The vision of Jacob – the stairway to heaven – is a vision of connectedness.

God and Man at Bethel – the place of God’s choosing, not Jacob’s. It is holy because God is there. Because God is there, Jacob honors it and consecrates it.

For perhaps the first time in his life, Jacob feels a sense of awe, of the presence of the holy.

What are our lives for? For our own purposes? No – for the purposes of God. We are God’s creatures, through and through he knows us; he fashions us, and carries us – covers us – through life and at the end he welcomes us home into eternity. We are called only to grow in relationship with God, to live responsibly, … responsively, in answering God’s call to a devout and holy life.

“I don't know Who — or what — put the question, I don't know when it was put. I don't even remember answering. But at some moment I did answer Yes to Someone — or Something — and from that hour I was certain that existence is meaningful and that, therefore, my life, in self-surrender, had a goal.”— Dag Hammarskjöld (29 July 1905 - 18 September 1961), Markings (1964).


At some point in life, as Dag Hammarsjkold saw, we have a chance to say YES to God, to life, to God’s call to life in abundance. To something beyond ourselves.

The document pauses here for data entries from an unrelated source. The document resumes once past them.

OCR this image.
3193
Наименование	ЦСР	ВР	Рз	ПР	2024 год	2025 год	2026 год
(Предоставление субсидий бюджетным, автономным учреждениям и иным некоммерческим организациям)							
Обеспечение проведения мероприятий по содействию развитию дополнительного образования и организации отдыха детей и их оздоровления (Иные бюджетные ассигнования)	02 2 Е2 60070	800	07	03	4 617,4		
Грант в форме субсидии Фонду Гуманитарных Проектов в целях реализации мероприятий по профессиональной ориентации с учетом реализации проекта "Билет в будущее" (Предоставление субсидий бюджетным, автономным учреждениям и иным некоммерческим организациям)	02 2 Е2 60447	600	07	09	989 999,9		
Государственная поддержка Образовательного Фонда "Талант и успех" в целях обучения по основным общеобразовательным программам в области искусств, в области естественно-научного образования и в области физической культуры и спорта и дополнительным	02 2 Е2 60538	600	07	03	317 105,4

This call – to life, to respond to God in his love with our own faithful obedience and trust – is at the heart of what Paul is saying, and what Jacob lived.

Here was a man, who tricked his brother, outwitted his father-in-law Laban (stay tuned, for further episodes in this summer’s saga), and – well, who would have thought he would be a patriarch, one in whom all nations would be blessed? And yet here he is: encountering God at the House of God.

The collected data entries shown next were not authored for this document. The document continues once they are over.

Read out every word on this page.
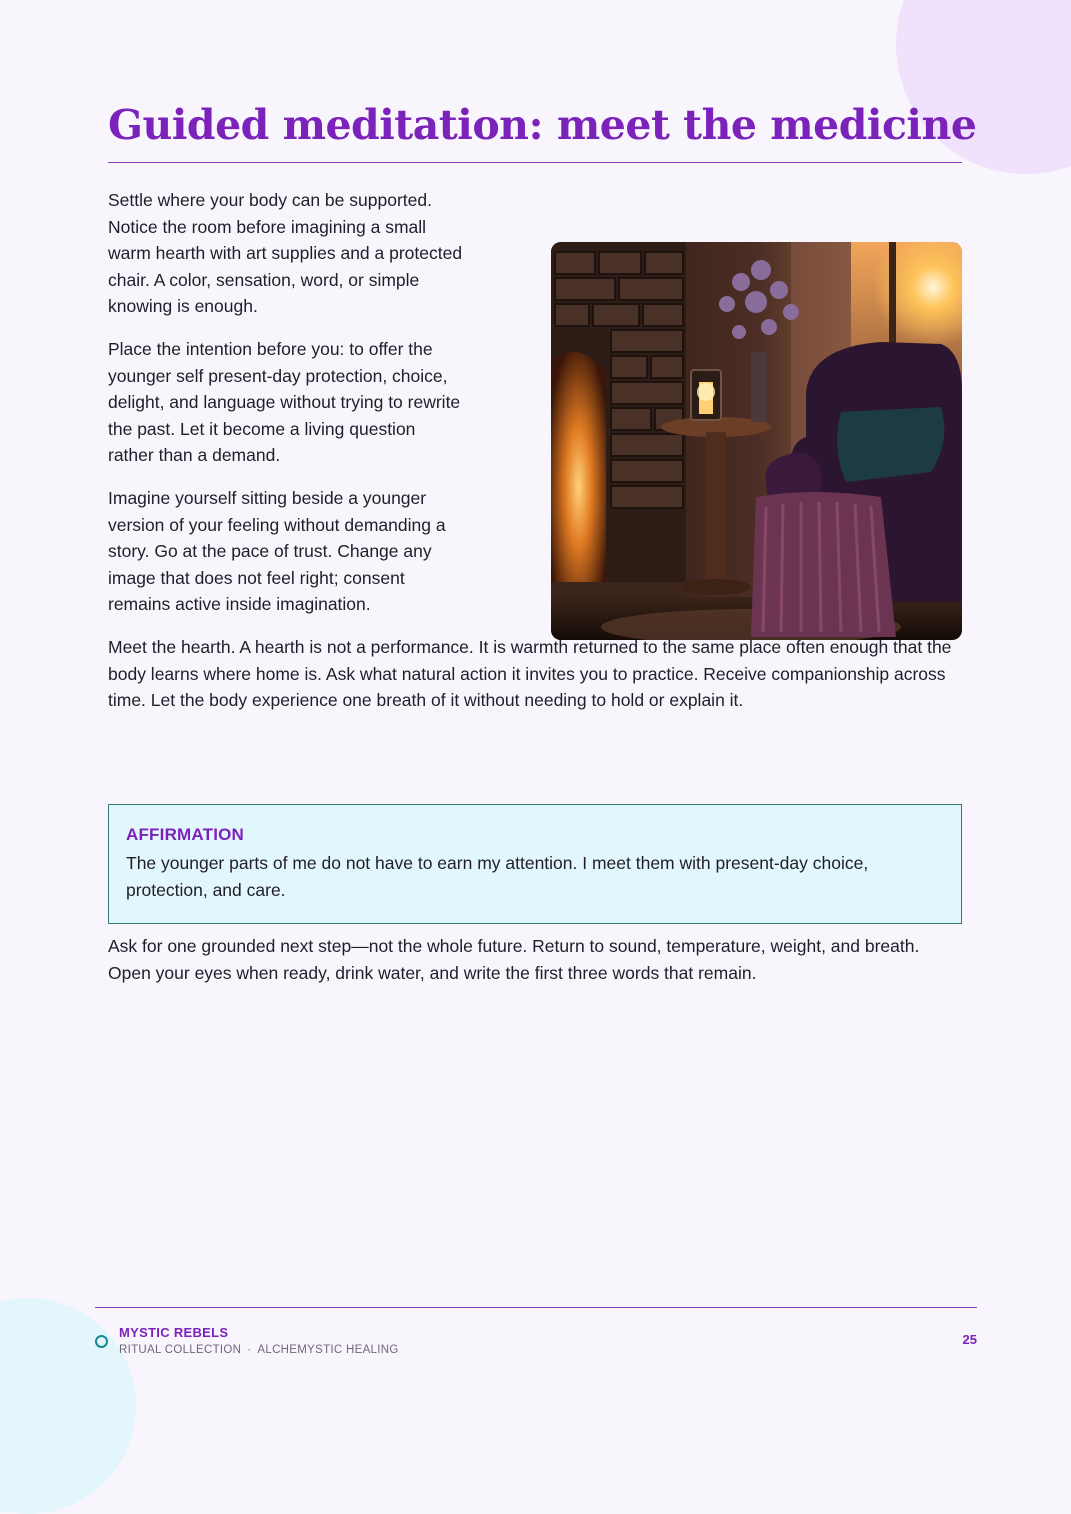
Guided meditation: meet the medicine

Settle where your body can be supported. Notice the room before imagining a small warm hearth with art supplies and a protected chair. A color, sensation, word, or simple knowing is enough.

Place the intention before you: to offer the younger self present-day protection, choice, delight, and language without trying to rewrite the past. Let it become a living question rather than a demand.

Imagine yourself sitting beside a younger version of your feeling without demanding a story. Go at the pace of trust. Change any image that does not feel right; consent remains active inside imagination.

Meet the hearth. A hearth is not a performance. It is warmth returned to the same place often enough that the body learns where home is. Ask what natural action it invites you to practice. Receive companionship across time. Let the body experience one breath of it without needing to hold or explain it.

AFFIRMATION
The younger parts of me do not have to earn my attention. I meet them with present-day choice, protection, and care.

Ask for one grounded next step—not the whole future. Return to sound, temperature, weight, and breath. Open your eyes when ready, drink water, and write the first three words that remain.

MYSTIC REBELS
RITUAL COLLECTION · ALCHEMYSTIC HEALING
25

His response first is AWE – praise, worship – and as we will see, in further episodes of our story (and his), that he goes forward from this point in faith.

His trust in God is complete, by the end: he has followed the path of God’s law, covenant, promise, and come to fulfillment of his own role in God’s plan.

We do not know what our own roles will be or are, entirely; what we know is that we should act faithfully, responding in awe to God’s presence, responding in confident faith to God’s guidance, responding in obedient surrender to his Lordship, responding in thankfulness to his endless Grace.

“For all that has been — Thanks. For all that shall be — Yes.”—Markings.

In the name of God, the merciful Father, the compassionate Son, the spirit of Wisdom. Amen.